Через два дня состоялось отпевание в церкви Сан-Лука, куда набилось много любопытствующего народа, а из местной знати не было почти никого. Даже после своей смерти «бич князей» держал в страхе венецианскую аристократию. А уж как, вероятно, обрадовались многие из тех, кто платил литератору немалую дань за умолчание о их неблаговидных делишках, а то и просто из-за боязни стать мишенью его разоблачений! В церкви были представители пишущей братии, издатели, художники. Пришел и Тинторетто, которого покойный привечал в последнее время. После похорон Тициан и Сансовино отправились в мастерскую на Бири, где засиделись допоздна, поминая несчастного друга. Им обоим будет недоставать его искрометной веселости и неуемного жизнелюбия. Аретино любил повторять, что «единственная задача человека — это полное наслаждение всеми земными благами». Кто-кто, а уж Аретино ими пользовался сполна. Он ни в чем себе не отказывал, и в его плотоядной ненасытности было что-то от мифологического сатира.
Вскоре в городе получил известность едкий сонет, по-видимому, сочиненный кем-то из завистливых приятелей, вечно крутившихся вокруг покойного литератора и принимавших участие в его шумных оргиях и лукулловых пирах.
Тициан не находил себе места. Со смертью Аретино он понял, как много тот для него значил в течение последних тридцати лет. Своим шумным успехом в Италии и в Европе он в значительной мере был обязан блестящему перу покойного друга. Он прекрасно понимал, что Аретино действовал не бескорыстно, но смотрел на его проделки с пониманием и иронией. Такова уж была натура этого гения эпистолярного жанра. А какие сонеты, пусть даже комплиментарные, посвящал он его картинам! Зато в моменты подавленности духа, когда все валилось из рук и мир виделся ему в черном цвете, этот неугомонный весельчак и жизнелюб заряжал энергией и вселял в него уверенность в своих силах. Его суждения о написанных им картинах, при всей их восторженности, — а иначе быть не могло, поскольку Аретино был человеком крайностей, — поднимали дух и помогали в работе.
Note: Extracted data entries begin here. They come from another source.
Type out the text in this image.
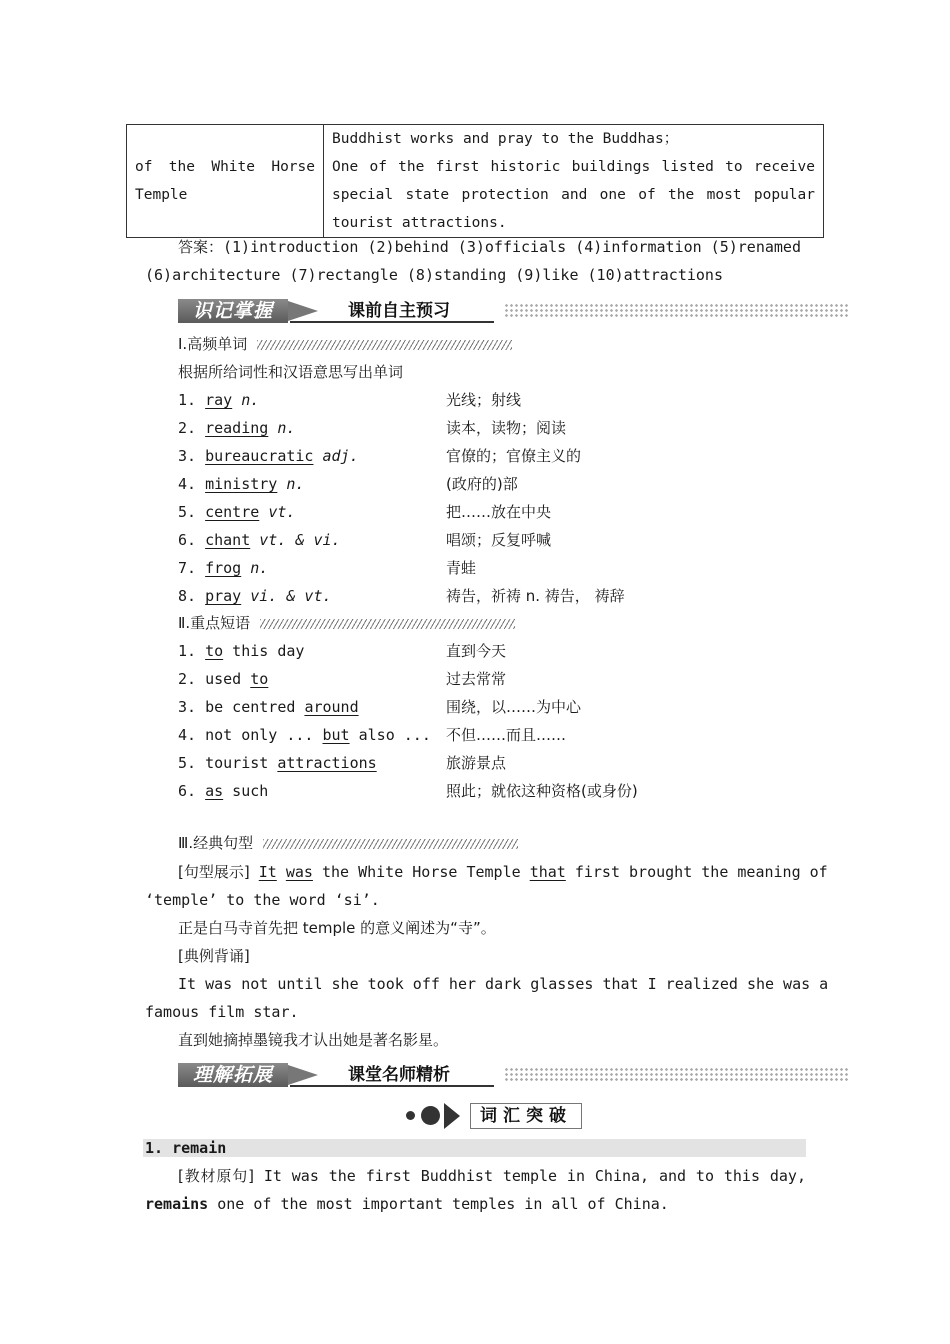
of the White Horse
Temple

Buddhist works and pray to the Buddhas；
One of the first historic buildings listed to receive
special state protection and one of the most popular
tourist attractions.
答案：(1)introduction (2)behind (3)officials (4)information (5)renamed
(6)architecture (7)rectangle (8)standing (9)like (10)attractions
识记掌握	课前自主预习
Ⅰ.高频单词
根据所给词性和汉语意思写出单词
1. ray n.	光线；射线
2. reading n.	读本，读物；阅读
3. bureaucratic adj.	官僚的；官僚主义的
4. ministry n.	(政府的)部
5. centre vt.	把……放在中央
6. chant vt. & vi.	唱颂；反复呼喊
7. frog n.	青蛙
8. pray vi. & vt.	祷告，祈祷 n. 祷告， 祷辞
Ⅱ.重点短语
1. to this day	直到今天
2. used to	过去常常
3. be centred around	围绕，以……为中心
4. not only ... but also ... 不但……而且……
5. tourist attractions	旅游景点
6. as such	照此；就依这种资格(或身份)
Ⅲ.经典句型
[句型展示] It was the White Horse Temple that first brought the meaning of
‘temple’ to the word ‘si’.
正是白马寺首先把 temple 的意义阐述为“寺”。
[典例背诵]
It was not until she took off her dark glasses that I realized she was a
famous film star.
直到她摘掉墨镜我才认出她是著名影星。
理解拓展	课堂名师精析
词汇突破
1. remain
[教材原句] It was the first Buddhist temple in China, and to this day,
remains one of the most important temples in all of China.
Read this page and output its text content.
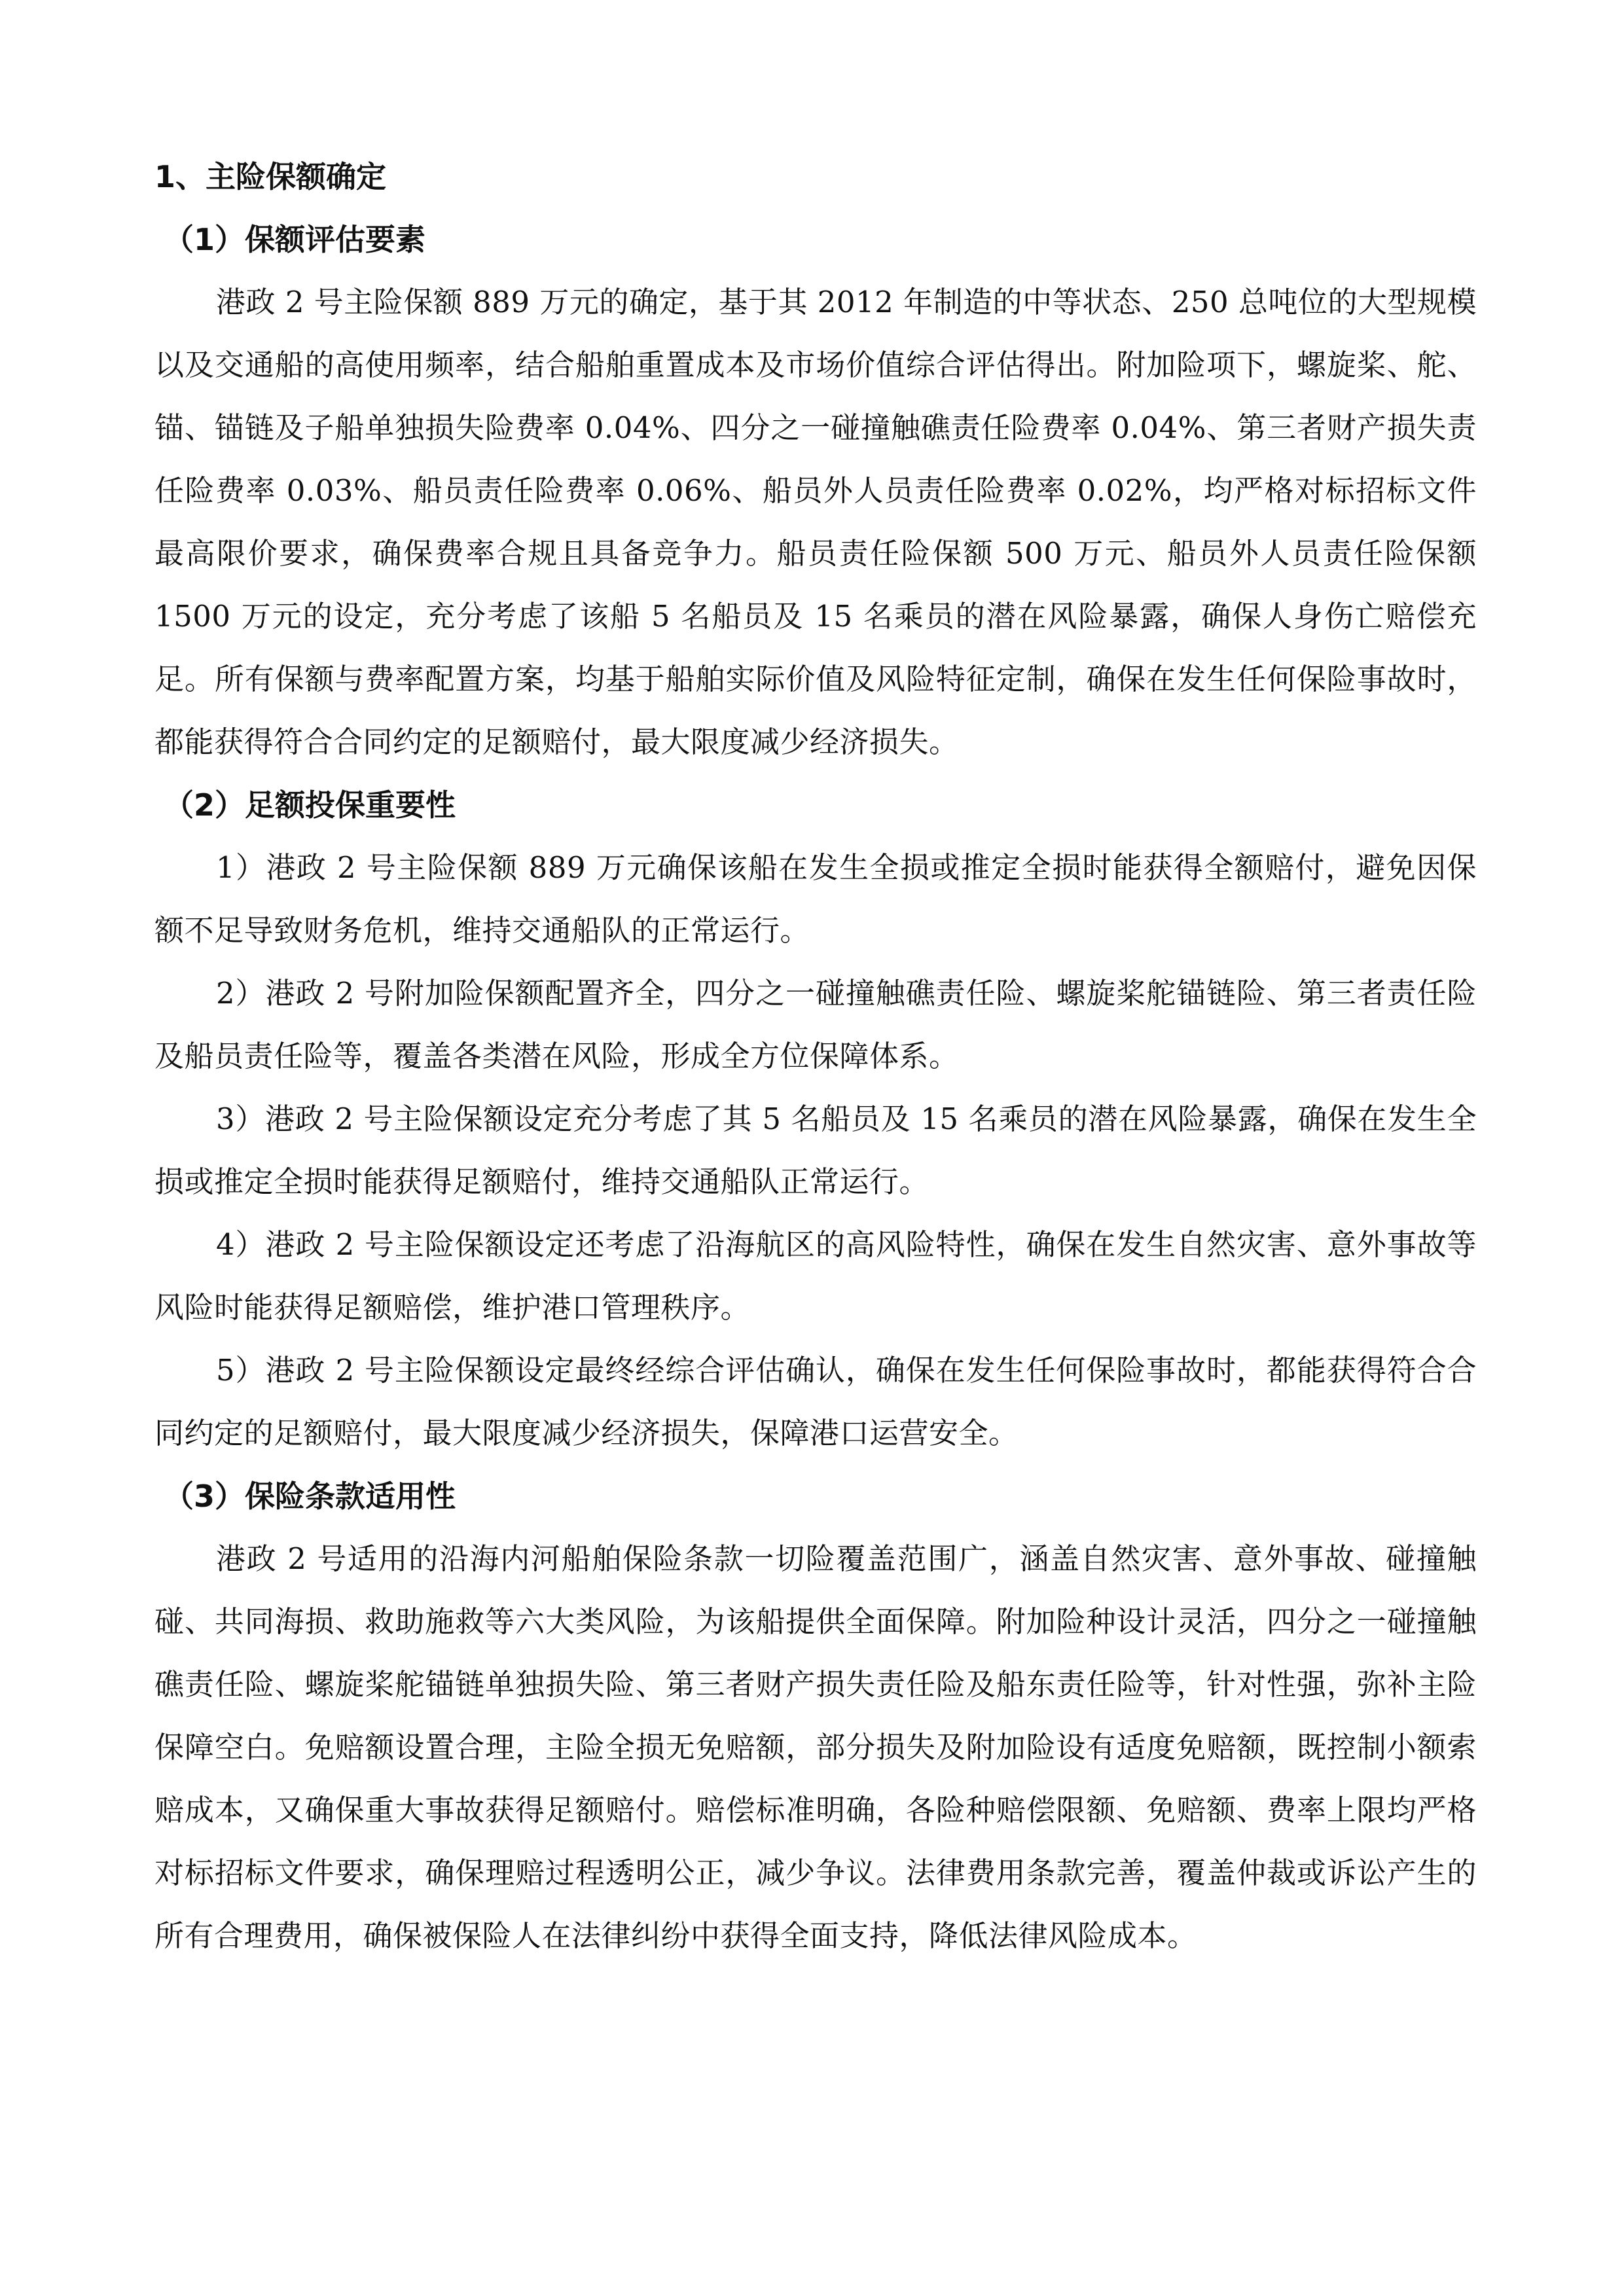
1、主险保额确定
（1）保额评估要素

港政 2 号主险保额 889 万元的确定，基于其 2012 年制造的中等状态、250 总吨位的大型规模以及交通船的高使用频率，结合船舶重置成本及市场价值综合评估得出。附加险项下，螺旋桨、舵、锚、锚链及子船单独损失险费率 0.04%、四分之一碰撞触礁责任险费率 0.04%、第三者财产损失责任险费率 0.03%、船员责任险费率 0.06%、船员外人员责任险费率 0.02%，均严格对标招标文件最高限价要求，确保费率合规且具备竞争力。船员责任险保额 500 万元、船员外人员责任险保额 1500 万元的设定，充分考虑了该船 5 名船员及 15 名乘员的潜在风险暴露，确保人身伤亡赔偿充足。所有保额与费率配置方案，均基于船舶实际价值及风险特征定制，确保在发生任何保险事故时，都能获得符合合同约定的足额赔付，最大限度减少经济损失。

（2）足额投保重要性

1）港政 2 号主险保额 889 万元确保该船在发生全损或推定全损时能获得全额赔付，避免因保额不足导致财务危机，维持交通船队的正常运行。

2）港政 2 号附加险保额配置齐全，四分之一碰撞触礁责任险、螺旋桨舵锚链险、第三者责任险及船员责任险等，覆盖各类潜在风险，形成全方位保障体系。

3）港政 2 号主险保额设定充分考虑了其 5 名船员及 15 名乘员的潜在风险暴露，确保在发生全损或推定全损时能获得足额赔付，维持交通船队正常运行。

4）港政 2 号主险保额设定还考虑了沿海航区的高风险特性，确保在发生自然灾害、意外事故等风险时能获得足额赔偿，维护港口管理秩序。

5）港政 2 号主险保额设定最终经综合评估确认，确保在发生任何保险事故时，都能获得符合合同约定的足额赔付，最大限度减少经济损失，保障港口运营安全。

（3）保险条款适用性

港政 2 号适用的沿海内河船舶保险条款一切险覆盖范围广，涵盖自然灾害、意外事故、碰撞触碰、共同海损、救助施救等六大类风险，为该船提供全面保障。附加险种设计灵活，四分之一碰撞触礁责任险、螺旋桨舵锚链单独损失险、第三者财产损失责任险及船东责任险等，针对性强，弥补主险保障空白。免赔额设置合理，主险全损无免赔额，部分损失及附加险设有适度免赔额，既控制小额索赔成本，又确保重大事故获得足额赔付。赔偿标准明确，各险种赔偿限额、免赔额、费率上限均严格对标招标文件要求，确保理赔过程透明公正，减少争议。法律费用条款完善，覆盖仲裁或诉讼产生的所有合理费用，确保被保险人在法律纠纷中获得全面支持，降低法律风险成本。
Как же он корил себя за то, что бывал иногда излишне строг к другу-литератору, осуждая его за словоблудие, бахвальство и тягу к роскоши. А теперь — пустота, и не с кем отвести душу. Дети выросли, и у каждого из них своя жизнь. Брат Франческо, родная душа, жил далеко. Остались лишь палитра и кисти, составляющие его суть и пока оправдывающие дальнейшее существование на земле.
По натуре будучи немногословным, он только красками вел разговор с жизнью. Но когда становилось невмоготу от грустных мыслей, Тициан не спеша направлялся к осиротевшему дому Аретино, смотревшему пустыми глазницами окон, и заходил в знакомую таверну у моста Риальто, чтобы передохнуть и молча помянуть друга. Его узнавали, кое-кто подходил поприветствовать и выразить почтение старому мастеру. Затем он вставал и возвращался к себе домой, проходя через арку мимо дома Il Milione, где когда-то жил Марко Поло, и продолжал свой путь, отвечая на приветствия прохожих, которые узнавали великого венецианца, провожая взглядами удаляющегося твердой походкой статного старца. Но тоска его не отпускала, и он все более замыкался в себе. Видимо, те же чувства испытывал и Сансовино, неделями не покидавший свою мастерскую. Аретино был для них связующим мостиком. После его ухода связь нарушилась и каждый остался на своем берегу.